REEMA JOSHI

and 1 more

Single-cell RNA Sequencing (scRNA-seq) has, in the recent past given insights on macroscopic level organism behavior through a study of cellular-level gene expression patterns. Owing to the noisy and biased nature of scRNA-seq data, normalization becomes an essential operation, for which, no gold standard method exists to date.

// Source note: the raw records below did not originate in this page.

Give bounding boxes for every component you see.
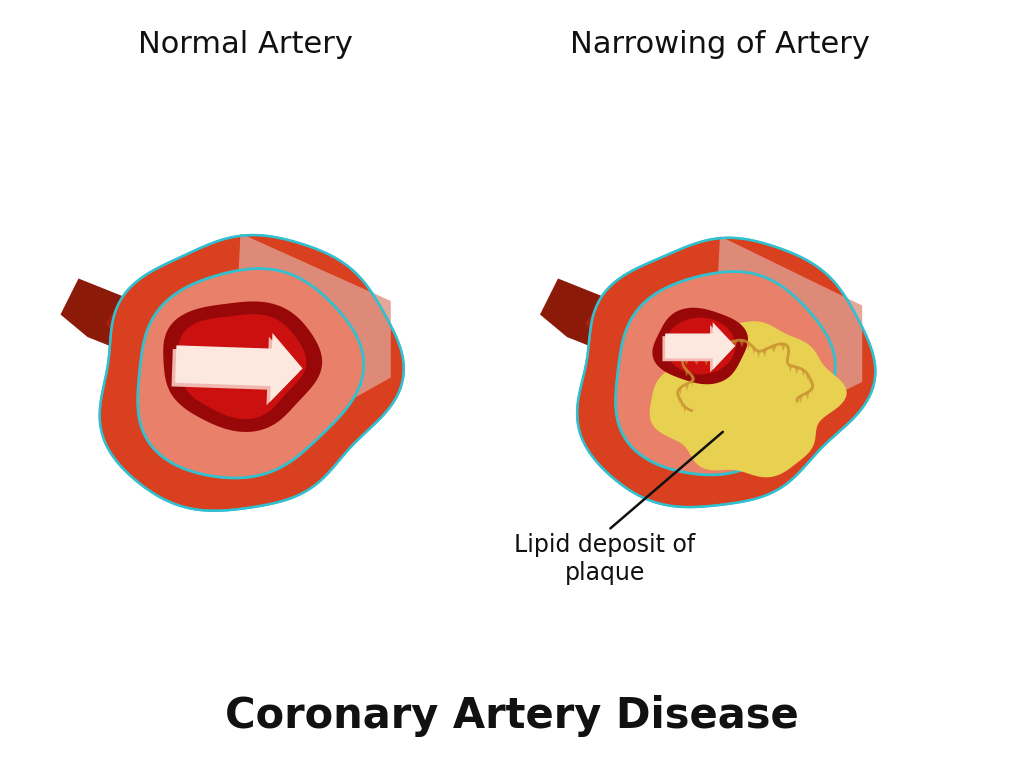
Polygon shape	[752, 346, 756, 355]
Polygon shape	[811, 381, 813, 390]
Polygon shape	[163, 302, 323, 432]
Polygon shape	[721, 344, 725, 352]
Text: Lipid deposit of
plaque: Lipid deposit of plaque	[514, 432, 723, 584]
Polygon shape	[678, 396, 680, 405]
Polygon shape	[683, 405, 686, 413]
Polygon shape	[727, 342, 731, 349]
Polygon shape	[811, 386, 813, 395]
Polygon shape	[178, 314, 306, 419]
Polygon shape	[652, 308, 748, 384]
Polygon shape	[578, 238, 876, 507]
Polygon shape	[137, 269, 364, 478]
Polygon shape	[733, 340, 737, 348]
Polygon shape	[771, 345, 777, 353]
Polygon shape	[649, 321, 847, 478]
Polygon shape	[802, 369, 805, 377]
Polygon shape	[681, 400, 682, 409]
Polygon shape	[780, 344, 785, 351]
Polygon shape	[711, 356, 713, 364]
Polygon shape	[799, 395, 803, 403]
Polygon shape	[809, 377, 811, 386]
Polygon shape	[787, 346, 788, 355]
Polygon shape	[806, 391, 810, 399]
Polygon shape	[691, 379, 693, 387]
Polygon shape	[693, 358, 700, 365]
Polygon shape	[703, 359, 709, 366]
Polygon shape	[615, 272, 836, 475]
Polygon shape	[105, 296, 151, 355]
Polygon shape	[60, 279, 151, 355]
Polygon shape	[788, 365, 793, 372]
Text: Coronary Artery Disease: Coronary Artery Disease	[225, 695, 799, 737]
Polygon shape	[690, 374, 693, 383]
Polygon shape	[717, 346, 719, 355]
Polygon shape	[99, 235, 403, 511]
Polygon shape	[684, 358, 689, 366]
Polygon shape	[739, 340, 744, 347]
Polygon shape	[714, 351, 716, 359]
Polygon shape	[711, 237, 862, 429]
Polygon shape	[675, 341, 818, 457]
Polygon shape	[757, 350, 760, 359]
Polygon shape	[762, 349, 768, 357]
Polygon shape	[795, 366, 799, 375]
Polygon shape	[231, 233, 391, 432]
Polygon shape	[666, 318, 735, 374]
Polygon shape	[585, 296, 630, 355]
Polygon shape	[540, 279, 630, 355]
Text: Normal Artery: Normal Artery	[137, 30, 352, 59]
Text: Narrowing of Artery: Narrowing of Artery	[570, 30, 870, 59]
Polygon shape	[684, 367, 688, 377]
Polygon shape	[806, 372, 808, 381]
Polygon shape	[685, 382, 689, 391]
Polygon shape	[679, 386, 682, 395]
Polygon shape	[746, 342, 751, 350]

This paper proposes a pipeline for normalization and compression of single-cell RNA-seq data. The library size per sample in scRNA-seq data can alone occupy 2GB to 3GB storage, which across thousands of cells can take up a very large amount of space. This introduces the need for compression. Often normalization is done as a stand-alone operation, but we propose compression as an almost equally necessary operation before downstream analysis. There are, so far, very few methods for compression of scRNA-seq data, and none, to the best of our knowledge, that integrate normalization and compression. Normalization was introduced owing to technical biases leading to unwanted consequences like batch effects, high dropout rates and skewed distributions of gene expression across cells. Taking this into account, the proposed method aims to account for the uneven distribution of zeroes in scRNA-seq data. These issues lead to uneven distribution of zeroes in scRNA-seq data, and the proposed method aims to address this. Our integrated pipeline serves as a unified approach in keeping the data pre-processed and summarized, before further steps in the downstream analyses (differential expression, co-expression) are performed.